It's clearly not enough for the power that be in Japan to have peaches grown in one of the more contaminated areas in Fukushima offered to the Imperial Family. Now the government will send the Emperor and the Empress to the areas in Fukushima to observe the decontamination work.
From Mainichi Shinbun (9/20/2012):
両陛下:除染活動を視察へ
Emperor and Empress to observe decontamination work
天皇、皇后両陛下が東京電力福島第1原発事故で汚染された土地の除染活動を視察するため、来月13日に福島県を訪れる方向であることが宮内庁関係者への取材で分かった。両陛下が除染活動を視察するのは初めて。宮内庁はスケジュールを検討している。
Our paper found out from the source in the Imperial Household Agency that the Emperor and the Empress intend to visit Fukushima Prefecture on October 13 in order to observe the work to decontaminate the areas contaminated by the Fukushima I Nuclear Power Plant accident. It will be the first time for the Emperor and the Empress to observe the decontamination work. The Imperial Household Agency is currently scheduling the visit.
関係者によると、両陛下の訪問は日帰りになる見通し。両陛下は昨年4〜5月、東日本大震災で甚大な被害を受けた宮城、岩手、福島県を相次いで訪問するなど被災者に心を寄せてきた。
According to the source, the visit will be a day trip. The Emperor and the Empress visited Miyagi, Iwate, and Fukushima in April and May last year, and expressed deep sympathy to the victims.

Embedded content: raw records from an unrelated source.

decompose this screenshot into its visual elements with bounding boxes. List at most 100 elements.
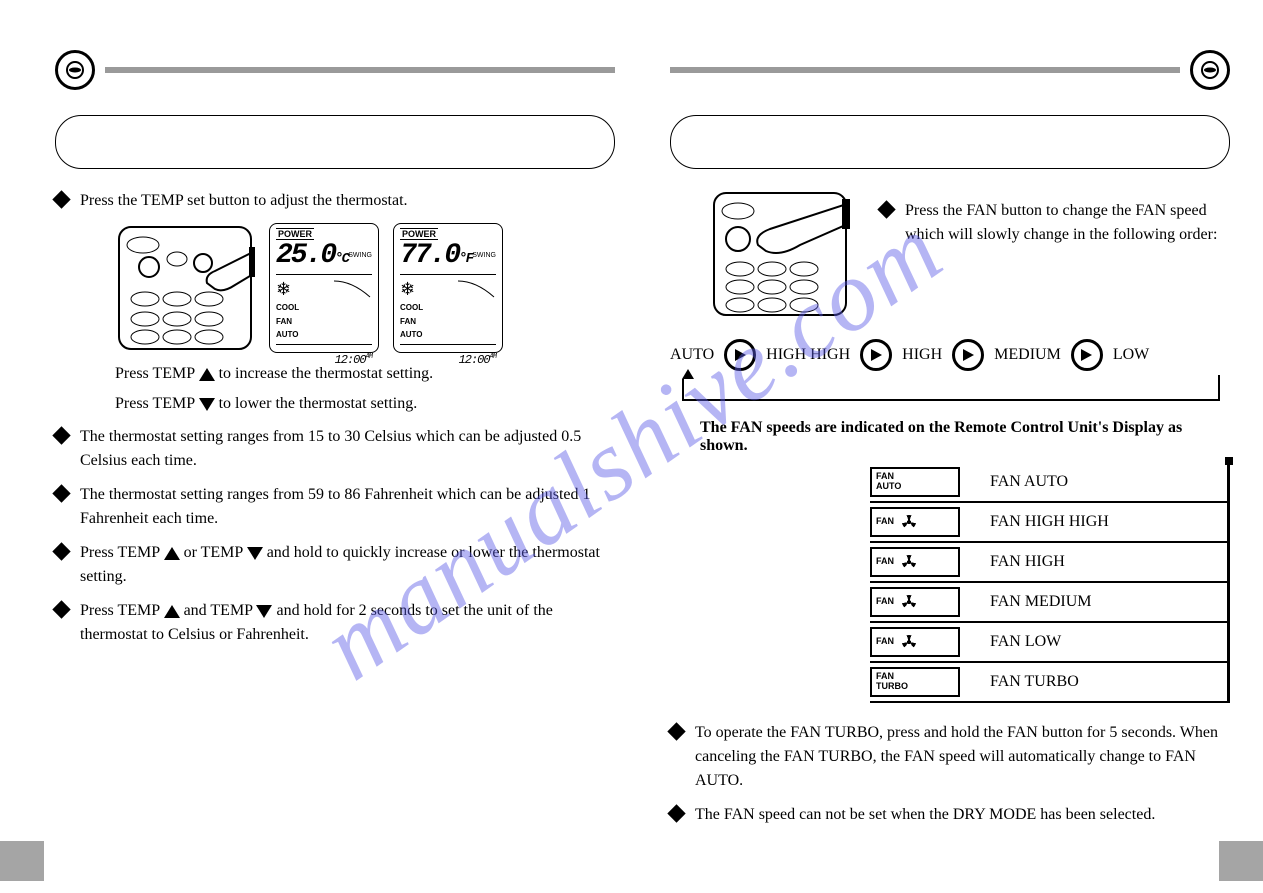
table-row: FAN FAN HIGH HIGH — [870, 503, 1227, 543]
intro-text: Press the TEMP set button to adjust the … — [80, 189, 615, 213]
remote-illustration — [710, 189, 850, 319]
bullet-quick-adjust: Press TEMP or TEMP and hold to quickly i… — [55, 541, 615, 589]
table-end-marker — [1225, 457, 1233, 465]
header-rule — [670, 67, 1180, 73]
lcd-fan: FAN — [276, 317, 292, 326]
arrow-right-icon — [1071, 339, 1103, 371]
fan-intro-row: Press the FAN button to change the FAN s… — [670, 189, 1230, 319]
fan-label: FAN LOW — [990, 633, 1061, 651]
lcd-clock: 12:00 — [459, 353, 490, 367]
fan-chip: FANTURBO — [870, 667, 960, 697]
header-rule — [105, 67, 615, 73]
lcd-temp: 25.0 — [276, 240, 335, 271]
diamond-icon — [52, 600, 70, 618]
bullet-celsius-range: The thermostat setting ranges from 15 to… — [55, 425, 615, 473]
flow-item: HIGH — [902, 346, 942, 364]
lcd-unit: °C — [335, 251, 348, 267]
triangle-down-icon — [199, 398, 215, 411]
text: The thermostat setting ranges from 59 to… — [80, 483, 615, 531]
diamond-icon — [52, 426, 70, 444]
text: Press the FAN button to change the FAN s… — [905, 199, 1230, 247]
diamond-icon — [877, 200, 895, 218]
lcd-unit: °F — [459, 251, 472, 267]
fan-chip: FAN — [870, 587, 960, 617]
chip-text: FAN — [876, 557, 894, 567]
text: To operate the FAN TURBO, press and hold… — [695, 721, 1230, 793]
lcd-fan: FAN — [400, 317, 416, 326]
text: Press TEMP — [80, 544, 164, 561]
diamond-icon — [667, 722, 685, 740]
flow-item: AUTO — [670, 346, 714, 364]
arrow-right-icon — [724, 339, 756, 371]
diamond-icon — [667, 804, 685, 822]
arrow-right-icon — [952, 339, 984, 371]
diamond-icon — [52, 190, 70, 208]
text: to lower the thermostat setting. — [219, 395, 418, 412]
bullet-unit-switch: Press TEMP and TEMP and hold for 2 secon… — [55, 599, 615, 647]
fan-chip: FAN — [870, 507, 960, 537]
temp-decrease-line: Press TEMP to lower the thermostat setti… — [115, 395, 615, 413]
section-title-box — [55, 115, 615, 169]
triangle-down-icon — [256, 605, 272, 618]
remote-illustration — [115, 223, 255, 353]
text: Press TEMP or TEMP and hold to quickly i… — [80, 541, 615, 589]
fan-chip: FAN — [870, 627, 960, 657]
page-right: Press the FAN button to change the FAN s… — [670, 50, 1230, 837]
snowflake-icon: ❄ — [400, 280, 415, 298]
lcd-fahrenheit: POWER 77.0°FSWING ❄ COOL FAN AUTO 12:00A… — [393, 223, 503, 353]
section-title-box — [670, 115, 1230, 169]
triangle-up-icon — [164, 605, 180, 618]
chip-text: FAN — [876, 637, 894, 647]
lcd-temp: 77.0 — [400, 240, 459, 271]
page-left: Press the TEMP set button to adjust the … — [55, 50, 615, 657]
fan-chip: FANAUTO — [870, 467, 960, 497]
lcd-mode: COOL — [400, 303, 423, 312]
text: and TEMP — [180, 602, 257, 619]
table-row: FAN FAN HIGH — [870, 543, 1227, 583]
bullet-fan-turbo: To operate the FAN TURBO, press and hold… — [670, 721, 1230, 793]
text: The thermostat setting ranges from 15 to… — [80, 425, 615, 473]
fan-blade-icon — [902, 515, 916, 529]
fan-blade-icon — [902, 635, 916, 649]
lcd-celsius: POWER 25.0°CSWING ❄ COOL FAN AUTO 12:00A… — [269, 223, 379, 353]
bullet-fahrenheit-range: The thermostat setting ranges from 59 to… — [55, 483, 615, 531]
flow-item: MEDIUM — [994, 346, 1061, 364]
lcd-mode: COOL — [276, 303, 299, 312]
fan-label: FAN AUTO — [990, 473, 1068, 491]
snowflake-icon: ❄ — [276, 280, 291, 298]
table-row: FAN FAN MEDIUM — [870, 583, 1227, 623]
bullet-fan-intro: Press the FAN button to change the FAN s… — [880, 199, 1230, 247]
flow-loop — [682, 379, 1220, 401]
fan-blade-icon — [902, 555, 916, 569]
lcd-ampm: AM — [490, 353, 496, 361]
fan-blade-icon — [902, 595, 916, 609]
diamond-icon — [52, 484, 70, 502]
chip-text: FAN — [876, 517, 894, 527]
lcd-swing: SWING — [348, 252, 372, 259]
remote-figure: POWER 25.0°CSWING ❄ COOL FAN AUTO 12:00A… — [115, 223, 615, 353]
table-row: FANTURBO FAN TURBO — [870, 663, 1227, 703]
fan-flow: AUTO HIGH HIGH HIGH MEDIUM LOW — [670, 339, 1230, 371]
lcd-auto: AUTO — [276, 330, 299, 339]
fan-subheading: The FAN speeds are indicated on the Remo… — [700, 419, 1230, 455]
fan-chip: FAN — [870, 547, 960, 577]
text: Press TEMP — [115, 395, 195, 412]
fan-speed-table: FANAUTO FAN AUTO FAN FAN HIGH HIGH FAN F… — [870, 463, 1230, 703]
diamond-icon — [52, 542, 70, 560]
table-row: FANAUTO FAN AUTO — [870, 463, 1227, 503]
arrow-right-icon — [860, 339, 892, 371]
lcd-ampm: AM — [366, 353, 372, 361]
triangle-up-icon — [199, 368, 215, 381]
fan-label: FAN TURBO — [990, 673, 1079, 691]
lcd-auto: AUTO — [400, 330, 423, 339]
flow-item: LOW — [1113, 346, 1149, 364]
page-header-right — [670, 50, 1230, 90]
chip-text: AUTO — [876, 482, 901, 492]
page-tab-right — [1219, 841, 1263, 881]
chip-text: FAN — [876, 597, 894, 607]
fan-label: FAN MEDIUM — [990, 593, 1091, 611]
header-logo-icon — [55, 50, 95, 90]
chip-text: TURBO — [876, 682, 908, 692]
text: to increase the thermostat setting. — [219, 365, 434, 382]
bullet-dry-mode: The FAN speed can not be set when the DR… — [670, 803, 1230, 827]
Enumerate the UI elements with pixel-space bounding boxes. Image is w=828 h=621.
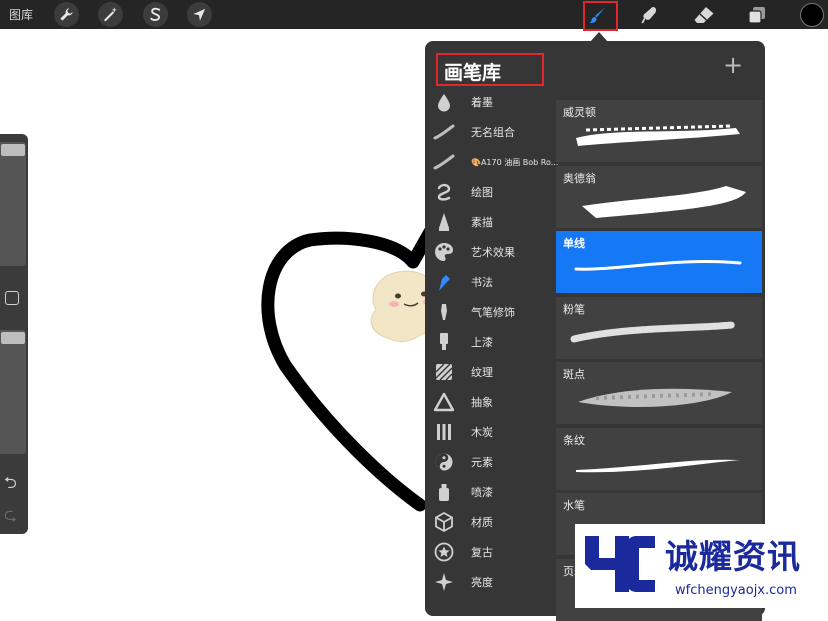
brush-stroke-preview [576,459,740,472]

今年3月の1周年追悼式では、天皇陛下がお言葉で「危険な区域に住む人々は住み慣れた、そして生活の場としていた地域から離れざるを得なくなりました。再びそこに安全に住むためには放射能の問題を克服しなければならないという困難な問題が起こっています」と原発事故に言及していた。
In the one-year anniversary ceremony this March, the Emperor referred to the nuclear accident by saying "People had to evacuate from areas made dangerous by the nuclear accident, where they had lived and worked for many years. In order for them to go back and live safely there, we have a difficult problem of radiation contamination to overcome."
The emperor was the only person among those who spoke in the ceremony who mentioned radiation, who talked to the deceased, and expressed genuine concern for the people who had to leave their homes because of the nuclear accident.
One response from a person supposedly living in Fukushima, on the Emperor's visit to the decon site:
"What's wrong with that?"
I briefly thought of replying, but I quickly dropped the thought.
7 comments:
It must be really hard to do these PR visits when the Emperor knows that the people who are really in power won’t allow him to speak his mind to a national audience. Too bad the royal family didn’t send the peaches back but I’m sure the news wouldn’t cover something like that either.
It must be really hard to do these PR visits when the Emperor knows that the people who are really in power won’t allow him to speak his mind to a national audience. Too bad the royal family didn’t send the peaches back but I’m sure the news wouldn’t cover something like that either.
Sorry for the double post I only clicked once
he is so old he wouldnt be affected by internal emitters for another 20 years by which time he would be dead, the sad thing is the kids who are led into this shit... fucking hell
Internal emitters take much less than 20 yrs to affect you but anyways this is not the problem.
The problem is that the imperial couple allows itself to be used for nuclear propaganda. I wish the emperor expressed more clearly his sympathy to the victims; something like "it is very sad that you will never be able to go back to your homes" would have been more accurate.
He could also have commented on the medical experiments carried out in Japanese public schools where kids are force fed radioactive lunches.
He could also have apologized for Japanese evacuation standards being more lax than soviet ones (1 mSv/yr granted right to evacuation, 5 mSv/yr granted forced evacuation in Bielorussia; in Japan people are expected to return to places below 20 mSv/yr).
I appreciate the emperor words, they are surely bolder than Noda's, but I wish he could say a little more to protect the people of the nation he represents.
If you had any idea how little power the emperor has in effect you wouldn't be wanting him to express his sympathy.
For me it was amazing that he was allowed to speak about it at all. I guess he must have had a real fight with the kunaichou about it before he was even allowed to put those references in his speech.
Reinaert, I totally agree with your assessment.